Con la legge del 2015, il Belgio ha applicato la raccomandazione 1870 del Consiglio d’Europa, che nel 2009 aveva attirato “l’attenzione dei governi sui rischi per gli Stati e i cittadini, in particolare nei Paesi più poveri, da parte di certe società finanziarie impegnate in operazioni di ristrutturazione del debito, che sono considerate vulture funds”.

La raccomandazione condannava “fermamente l’azione di questi fondi” ed invitava i Paesi membri del Consiglio d’Europa a “rafforzare il loro arsenale legale al fine di limitare l’azione” di tale fondi.

Renaud Vivien, consulente legale del Comitato per l’Abolizione dei debiti illegittimi (CADTM), ha parlato di una “sentenza storica”, frutto “di una lunga lotta politica e giuridica contro i fondi avvoltoio”. “Gli Stati — ha continuato Vivien — non hanno più scuse e devono adottare delle leggi simili a quella del Belgio per porre termine alla speculazione sui debiti.”

La Spagna potrebbe seguire l’esempio del Belgio.

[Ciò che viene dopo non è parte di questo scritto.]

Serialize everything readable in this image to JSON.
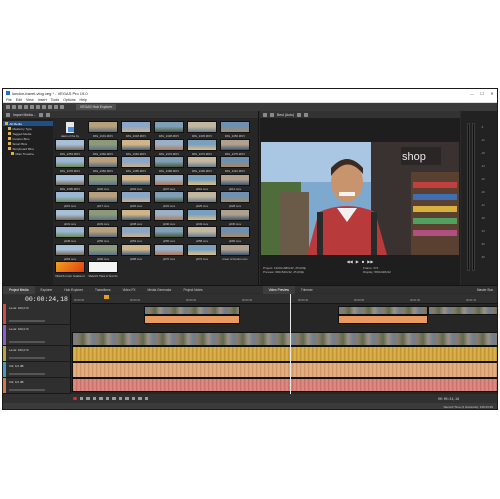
{
  "window": {
    "title": "london-travel-vlog.veg * - VEGAS Pro 19.0",
    "controls": [
      "—",
      "☐",
      "✕"
    ]
  },
  "menu": [
    "File",
    "Edit",
    "View",
    "Insert",
    "Tools",
    "Options",
    "Help"
  ],
  "hub_tab": "VEGAS Hub Explorer",
  "explorer": {
    "tab_label": "Import Media...",
    "tree": [
      "All Media",
      "Media by Type",
      "Tagged Media",
      "Custom Bins",
      "Smart Bins",
      "Storyboard Bins",
      "Main Timeline"
    ],
    "files": [
      {
        "name": "dawn of the by",
        "kind": "doc"
      },
      {
        "name": "IMG_2401.MOV",
        "kind": "video"
      },
      {
        "name": "IMG_2418.MOV",
        "kind": "video"
      },
      {
        "name": "IMG_2438.MOV",
        "kind": "video"
      },
      {
        "name": "IMG_2445.MOV",
        "kind": "video"
      },
      {
        "name": "IMG_2450.MOV",
        "kind": "video"
      },
      {
        "name": "IMG_2453.MOV",
        "kind": "video"
      },
      {
        "name": "IMG_2460.MOV",
        "kind": "video"
      },
      {
        "name": "IMG_2462.MOV",
        "kind": "video"
      },
      {
        "name": "IMG_2470.MOV",
        "kind": "video"
      },
      {
        "name": "IMG_2473.MOV",
        "kind": "video"
      },
      {
        "name": "IMG_2475.MOV",
        "kind": "video"
      },
      {
        "name": "IMG_2478.MOV",
        "kind": "video"
      },
      {
        "name": "IMG_2482.MOV",
        "kind": "video"
      },
      {
        "name": "IMG_2485.MOV",
        "kind": "video"
      },
      {
        "name": "IMG_2488.MOV",
        "kind": "video"
      },
      {
        "name": "IMG_2490.MOV",
        "kind": "video"
      },
      {
        "name": "IMG_2491.MOV",
        "kind": "video"
      },
      {
        "name": "IMG_2495.MOV",
        "kind": "video"
      },
      {
        "name": "p002.mov",
        "kind": "video"
      },
      {
        "name": "p004.mov",
        "kind": "video"
      },
      {
        "name": "p007.mov",
        "kind": "video"
      },
      {
        "name": "p010.mov",
        "kind": "video"
      },
      {
        "name": "p012.mov",
        "kind": "video"
      },
      {
        "name": "p015.mov",
        "kind": "video"
      },
      {
        "name": "p017.mov",
        "kind": "video"
      },
      {
        "name": "p020.mov",
        "kind": "video"
      },
      {
        "name": "p022.mov",
        "kind": "video"
      },
      {
        "name": "p025.mov",
        "kind": "video"
      },
      {
        "name": "p028.mov",
        "kind": "video"
      },
      {
        "name": "p031.mov",
        "kind": "video"
      },
      {
        "name": "p033.mov",
        "kind": "video"
      },
      {
        "name": "p038.mov",
        "kind": "video"
      },
      {
        "name": "p040.mov",
        "kind": "video"
      },
      {
        "name": "p043.mov",
        "kind": "video"
      },
      {
        "name": "p045.mov",
        "kind": "video"
      },
      {
        "name": "p048.mov",
        "kind": "video"
      },
      {
        "name": "p050.mov",
        "kind": "video"
      },
      {
        "name": "p053.mov",
        "kind": "video"
      },
      {
        "name": "p056.mov",
        "kind": "video"
      },
      {
        "name": "p058.mov",
        "kind": "video"
      },
      {
        "name": "p060.mov",
        "kind": "video"
      },
      {
        "name": "p063.mov",
        "kind": "video"
      },
      {
        "name": "p066.mov",
        "kind": "video"
      },
      {
        "name": "p068.mov",
        "kind": "video"
      },
      {
        "name": "p070.mov",
        "kind": "video"
      },
      {
        "name": "p072.mov",
        "kind": "video"
      },
      {
        "name": "tower of london.mov",
        "kind": "video"
      },
      {
        "name": "VEGAS Color Gradient 01",
        "kind": "gradient"
      },
      {
        "name": "VEGAS Titles & Text 01",
        "kind": "title"
      }
    ]
  },
  "preview": {
    "mode": "Best (Auto)",
    "controls": [
      "◀◀",
      "▶",
      "■",
      "▶▶"
    ],
    "info_left": [
      "Project: 1920x1080x32, 25,000p",
      "Preview: 960x540x32, 25,000p",
      "Video Preview",
      "Trimmer"
    ],
    "info_right": [
      "Frame: 372",
      "Display: 583x328x32"
    ]
  },
  "meters": {
    "label": "Master Bus",
    "scale": [
      "-6",
      "-12",
      "-18",
      "-24",
      "-30",
      "-36",
      "-42",
      "-48",
      "-54",
      "-60",
      "-66"
    ]
  },
  "dock_tabs": [
    "Project Media",
    "Explorer",
    "Hub Explorer",
    "Transitions",
    "Video FX",
    "Media Generator",
    "Project Notes",
    "Video Preview",
    "Trimmer",
    "Master Bus"
  ],
  "timeline": {
    "timecode": "00:00:24,18",
    "ruler_ticks": [
      "00:00:00",
      "00:00:10",
      "00:00:20",
      "00:00:30",
      "00:00:40",
      "00:00:50",
      "00:01:00",
      "00:01:10"
    ],
    "tracks": [
      {
        "name": "Level: 100,0 %",
        "type": "video",
        "color": "#d04a4a"
      },
      {
        "name": "Level: 100,0 %",
        "type": "video",
        "color": "#8c60c8"
      },
      {
        "name": "Level: 100,0 %",
        "type": "video",
        "color": "#c0a040"
      },
      {
        "name": "Vol: 0,0 dB",
        "type": "audio",
        "color": "#40a0c0"
      },
      {
        "name": "Vol: 0,0 dB",
        "type": "audio",
        "color": "#d07a50"
      }
    ],
    "end_timecode": "00:00:24,18",
    "rate": "Rate: 0,00",
    "status": "Record Time (2 channels): 136:23:30"
  },
  "colors": {
    "background": "#2b2b2b",
    "clip_orange": "#e89a60",
    "clip_audio": "#d8b040",
    "selection": "#1f4f8a"
  }
}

La nuova Plataforma Contra los Fondos Buitre riunisce infatti numerose organizzazioni e promette di lottare per l’adozione di una legislazione simile a quella belga.

L’obiettivo preferito dei fondi avvoltoio sono propri i Paesi africani. “Secondo i dati forniti dall’FMI, le somme ottenute dai fondi avvoltoio rappresentano tra il 12% e il 13% del PIL dei Paesi africani”, così si legge nel rapporto del Comitato consultivo del Consiglio per i diritti umani sulle attività dei fondi avvoltoio e l’impatto sui diritti umani, presentato nel luglio del 2016 da Jean Ziegler. Un dato senz’altro scioccante.